Le gouvernement tunisien cherche ainsi à se positionner comme un bon élève du climat. Sa contribution volontaire aux efforts de réduction d’émissions (INDC), préparée pour l’Accord de Paris, et qu’il devra maintenant mettre en œuvre, est relativement ambitieuse, et surtout coûteuse. Dans le document, la Tunisie annonce qu’elle compte réduire son intensité carbone (le total des émissions de gaz à effet de serre rapporté au PIB) de 41% en 2030 par rapport à celle de 2010, en agissant dans les secteurs de l’énergie, de l’agriculture, du traitement des déchets, etc. Pour mettre en œuvre cette stratégie d’atténuation, 18 milliards de dollars sont requis sur la période 2015-2030. La Tunisie s’engage à en fournir 10% : près de 2 milliards, donc, dont la source n’est pas précisée… Le reste devra provenir de dons, mais surtout de prêts, d’investissements sous forme de partenariats public privé (PPP), et d’un accès aux marchés carbone. En clair, la Tunisie, qui n’est responsable que de 0,07% des émissions mondiales de gaz à effet de serre, va s’endetter pour tenter de réduire ses émissions.

La stratégie inclut également un volet dédié à « l’adaptation » : la Tunisie subit déjà les impacts du changement climatique. Des prévisions officielles, avec un scénario considéré comme le plus probable, font état d’une élévation de plus de 2°C à l’horizon 2100 en Tunisie, encore plus forte dans les régions du sud et de l’intérieur, et d’une baisse des précipitations de 10 à 35%, là encore plus forte dans ces régions. Derrière ces chiffres, il faut envisager la baisse des réserves en eau, leur salinisation, la perte de terres agricoles, de bandes littorales, l’appauvrissement des cultures, la perte de biodiversité, la perte d’emplois, la perte de revenus, des migrations plus importantes, etc. Pour tous ces bouleversements attendus, la stratégie de l’INDC prévoit seulement 2 milliards de dollars, faisant appel au soutien international…

La rédaction de cette contribution volontaire (INDC) tunisienne s’inscrit dans une politique climatique nationale de plus longue haleine. Dès 2012, la Tunisie publiait un rapport de stratégie nationale sur le changement climatique. Dans ces démarches de mise en œuvre des objectifs de la CCNUCC, le gouvernement tunisien est « accompagné » par la GIZ, l’agence de coopération allemande. D’autres acteurs interviennent, comme l’Union européenne, l’Agence française de développement, la Banque mondiale, etc., dans le cadre de programmes touchant à l’énergie ou à l’agriculture, donc en rapport avec le changement climatique. Le rapport de stratégie nationale sur le changement climatique a été, lui, rédigé par le groupement de cabinets ALCOR-TEC « en mobilisant un certain nombre d’experts nationaux et internationaux » habitués à collaborer avec la GIZ. Les mesures d’adaptation préconisées par cette stratégie sont empreintes d’une logique de marché : une tarification de l’eau qui doit « traduire la rareté relative de l’eau », une assurance contre les aléas climatiques, l’introduction d’un mécanisme de « payement de services environnementaux »…

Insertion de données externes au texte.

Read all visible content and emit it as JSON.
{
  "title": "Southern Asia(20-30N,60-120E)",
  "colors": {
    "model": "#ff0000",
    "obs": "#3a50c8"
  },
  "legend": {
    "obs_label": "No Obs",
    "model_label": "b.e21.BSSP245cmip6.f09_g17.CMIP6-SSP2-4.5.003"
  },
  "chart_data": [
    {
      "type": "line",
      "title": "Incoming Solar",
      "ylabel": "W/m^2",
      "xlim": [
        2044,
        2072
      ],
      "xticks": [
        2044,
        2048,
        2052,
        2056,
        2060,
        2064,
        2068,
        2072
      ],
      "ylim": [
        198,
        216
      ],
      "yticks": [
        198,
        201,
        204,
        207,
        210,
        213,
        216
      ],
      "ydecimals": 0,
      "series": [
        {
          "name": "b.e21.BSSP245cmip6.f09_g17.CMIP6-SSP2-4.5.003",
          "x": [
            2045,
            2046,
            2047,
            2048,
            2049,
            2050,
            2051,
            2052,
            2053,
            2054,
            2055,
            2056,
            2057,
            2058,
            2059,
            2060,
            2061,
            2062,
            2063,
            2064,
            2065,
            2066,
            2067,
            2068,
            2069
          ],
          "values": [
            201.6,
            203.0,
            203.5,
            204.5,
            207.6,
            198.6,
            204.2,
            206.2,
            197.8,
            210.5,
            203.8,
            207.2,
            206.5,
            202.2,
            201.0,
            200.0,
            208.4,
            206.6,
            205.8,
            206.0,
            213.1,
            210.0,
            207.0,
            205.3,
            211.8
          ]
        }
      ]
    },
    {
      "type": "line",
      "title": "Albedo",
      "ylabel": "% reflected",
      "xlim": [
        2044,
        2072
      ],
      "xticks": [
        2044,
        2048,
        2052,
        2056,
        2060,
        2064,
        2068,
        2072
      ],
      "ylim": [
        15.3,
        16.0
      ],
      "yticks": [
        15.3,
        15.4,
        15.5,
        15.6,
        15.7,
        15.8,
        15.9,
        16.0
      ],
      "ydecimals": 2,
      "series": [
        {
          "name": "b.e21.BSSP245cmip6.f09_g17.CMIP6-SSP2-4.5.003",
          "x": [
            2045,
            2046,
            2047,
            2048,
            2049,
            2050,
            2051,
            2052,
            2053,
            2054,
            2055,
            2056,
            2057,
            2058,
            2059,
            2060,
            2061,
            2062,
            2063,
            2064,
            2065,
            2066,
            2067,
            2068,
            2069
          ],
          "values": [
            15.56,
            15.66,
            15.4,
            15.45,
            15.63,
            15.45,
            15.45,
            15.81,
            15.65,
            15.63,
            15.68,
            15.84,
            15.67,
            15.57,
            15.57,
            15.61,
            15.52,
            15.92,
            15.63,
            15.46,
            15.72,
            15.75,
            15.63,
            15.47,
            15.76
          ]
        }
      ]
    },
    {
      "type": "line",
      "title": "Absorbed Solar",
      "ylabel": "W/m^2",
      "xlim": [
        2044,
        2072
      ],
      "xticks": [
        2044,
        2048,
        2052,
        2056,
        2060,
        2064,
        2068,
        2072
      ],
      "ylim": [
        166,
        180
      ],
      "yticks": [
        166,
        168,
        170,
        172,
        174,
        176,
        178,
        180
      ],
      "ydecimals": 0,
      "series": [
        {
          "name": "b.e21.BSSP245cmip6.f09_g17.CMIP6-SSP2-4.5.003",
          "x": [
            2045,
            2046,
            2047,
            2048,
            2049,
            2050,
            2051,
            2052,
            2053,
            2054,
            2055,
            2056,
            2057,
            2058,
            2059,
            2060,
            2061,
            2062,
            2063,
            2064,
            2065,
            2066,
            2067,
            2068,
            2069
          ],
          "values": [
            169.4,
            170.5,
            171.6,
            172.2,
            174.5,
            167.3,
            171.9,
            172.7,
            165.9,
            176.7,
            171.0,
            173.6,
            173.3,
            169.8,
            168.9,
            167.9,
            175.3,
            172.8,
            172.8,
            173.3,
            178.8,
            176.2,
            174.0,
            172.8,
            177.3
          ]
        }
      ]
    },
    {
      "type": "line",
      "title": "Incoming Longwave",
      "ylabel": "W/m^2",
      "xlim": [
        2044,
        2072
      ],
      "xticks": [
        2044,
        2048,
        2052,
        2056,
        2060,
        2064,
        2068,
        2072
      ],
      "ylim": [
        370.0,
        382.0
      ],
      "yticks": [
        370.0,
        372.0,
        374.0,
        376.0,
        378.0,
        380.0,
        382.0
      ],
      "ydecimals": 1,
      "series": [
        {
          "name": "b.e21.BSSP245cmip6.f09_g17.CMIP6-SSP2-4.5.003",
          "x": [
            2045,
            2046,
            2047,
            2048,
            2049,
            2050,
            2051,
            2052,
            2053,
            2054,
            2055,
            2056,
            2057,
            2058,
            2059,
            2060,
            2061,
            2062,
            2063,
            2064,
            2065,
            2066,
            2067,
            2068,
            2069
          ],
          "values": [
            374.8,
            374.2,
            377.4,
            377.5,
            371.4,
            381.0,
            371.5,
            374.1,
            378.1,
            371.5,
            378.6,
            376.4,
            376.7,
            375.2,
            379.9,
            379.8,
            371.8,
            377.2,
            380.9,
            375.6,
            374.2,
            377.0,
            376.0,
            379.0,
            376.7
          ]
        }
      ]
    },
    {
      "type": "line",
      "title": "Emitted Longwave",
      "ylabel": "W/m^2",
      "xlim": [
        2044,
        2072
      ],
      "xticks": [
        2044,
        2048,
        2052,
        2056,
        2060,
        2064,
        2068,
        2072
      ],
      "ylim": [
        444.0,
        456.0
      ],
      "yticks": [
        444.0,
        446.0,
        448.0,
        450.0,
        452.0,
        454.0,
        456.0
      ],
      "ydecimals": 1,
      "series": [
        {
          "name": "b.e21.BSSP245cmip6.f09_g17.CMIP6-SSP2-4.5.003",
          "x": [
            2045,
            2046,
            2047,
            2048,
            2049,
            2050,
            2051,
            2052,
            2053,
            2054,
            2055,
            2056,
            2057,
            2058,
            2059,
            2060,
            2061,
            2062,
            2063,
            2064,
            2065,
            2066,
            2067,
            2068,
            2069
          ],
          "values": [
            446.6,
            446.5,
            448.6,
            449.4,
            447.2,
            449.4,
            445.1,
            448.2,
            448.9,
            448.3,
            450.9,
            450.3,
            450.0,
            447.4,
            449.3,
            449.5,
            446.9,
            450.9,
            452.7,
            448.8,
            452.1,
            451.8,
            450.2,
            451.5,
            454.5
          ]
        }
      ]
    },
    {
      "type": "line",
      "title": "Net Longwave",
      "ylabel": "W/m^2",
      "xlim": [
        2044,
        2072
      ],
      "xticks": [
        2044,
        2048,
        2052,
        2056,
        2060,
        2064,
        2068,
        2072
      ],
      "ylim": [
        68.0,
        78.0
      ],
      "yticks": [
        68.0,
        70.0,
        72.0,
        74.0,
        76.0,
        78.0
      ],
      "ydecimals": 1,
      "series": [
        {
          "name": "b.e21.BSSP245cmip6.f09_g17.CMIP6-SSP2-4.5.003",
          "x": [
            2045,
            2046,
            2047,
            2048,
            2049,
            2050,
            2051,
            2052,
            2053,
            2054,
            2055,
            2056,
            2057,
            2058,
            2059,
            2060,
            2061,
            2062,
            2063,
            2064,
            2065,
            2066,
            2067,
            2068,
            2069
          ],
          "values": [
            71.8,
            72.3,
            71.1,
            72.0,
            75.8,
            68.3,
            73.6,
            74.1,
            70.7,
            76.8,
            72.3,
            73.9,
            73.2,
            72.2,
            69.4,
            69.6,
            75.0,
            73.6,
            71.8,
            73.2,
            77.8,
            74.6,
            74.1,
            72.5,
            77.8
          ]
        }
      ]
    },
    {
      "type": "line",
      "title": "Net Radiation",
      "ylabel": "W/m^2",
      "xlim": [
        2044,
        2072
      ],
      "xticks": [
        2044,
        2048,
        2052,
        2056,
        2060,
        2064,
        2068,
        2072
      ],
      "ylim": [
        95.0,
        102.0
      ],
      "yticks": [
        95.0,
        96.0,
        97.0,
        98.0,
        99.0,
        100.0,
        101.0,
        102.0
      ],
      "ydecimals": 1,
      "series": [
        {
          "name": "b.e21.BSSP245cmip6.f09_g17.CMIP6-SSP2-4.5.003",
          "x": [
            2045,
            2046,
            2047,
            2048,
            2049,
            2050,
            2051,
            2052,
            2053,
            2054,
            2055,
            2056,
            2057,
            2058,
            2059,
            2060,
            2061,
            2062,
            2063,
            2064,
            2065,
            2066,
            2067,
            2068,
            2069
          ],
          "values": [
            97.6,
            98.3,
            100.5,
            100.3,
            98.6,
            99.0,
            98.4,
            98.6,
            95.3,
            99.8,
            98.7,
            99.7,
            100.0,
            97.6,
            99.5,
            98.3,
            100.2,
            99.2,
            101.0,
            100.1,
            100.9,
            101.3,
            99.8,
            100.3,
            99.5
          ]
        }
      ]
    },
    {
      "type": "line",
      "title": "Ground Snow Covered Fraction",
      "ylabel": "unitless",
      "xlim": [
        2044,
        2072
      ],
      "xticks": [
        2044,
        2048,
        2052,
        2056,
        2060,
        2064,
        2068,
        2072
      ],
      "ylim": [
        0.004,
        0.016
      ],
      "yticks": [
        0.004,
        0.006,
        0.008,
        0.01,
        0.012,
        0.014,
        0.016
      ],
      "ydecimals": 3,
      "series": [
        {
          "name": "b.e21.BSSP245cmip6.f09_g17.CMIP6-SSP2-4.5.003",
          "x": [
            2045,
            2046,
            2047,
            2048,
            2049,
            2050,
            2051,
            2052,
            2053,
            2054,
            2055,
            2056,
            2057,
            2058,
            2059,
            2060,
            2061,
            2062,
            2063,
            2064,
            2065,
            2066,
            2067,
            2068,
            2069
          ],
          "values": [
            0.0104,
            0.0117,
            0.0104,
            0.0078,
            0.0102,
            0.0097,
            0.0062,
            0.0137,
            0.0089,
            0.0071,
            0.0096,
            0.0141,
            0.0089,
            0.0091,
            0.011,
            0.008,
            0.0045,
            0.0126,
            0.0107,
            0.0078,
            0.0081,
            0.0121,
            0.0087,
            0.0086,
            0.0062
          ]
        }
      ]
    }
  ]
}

L’approche « innovante et participative  » adoptée laisse songeur : un groupe de consultants, rejoints dans des ateliers par des « experts aux profils extrêmement diversifiés et complémentaires », décide de ce que doit être les nouvelles orientations du développement, un sujet éminemment politique où la question de la souveraineté est cruciale. Tout cela sans qu’il y ait de débat démocratique. Ici comme ailleurs, la question climatique est accaparée par des intérêts privés, évitant la remise en cause profonde d’un modèle de « développement » injuste et destructeur, qui serait pourtant la seule réponse sérieuse au « défi » du changement climatique.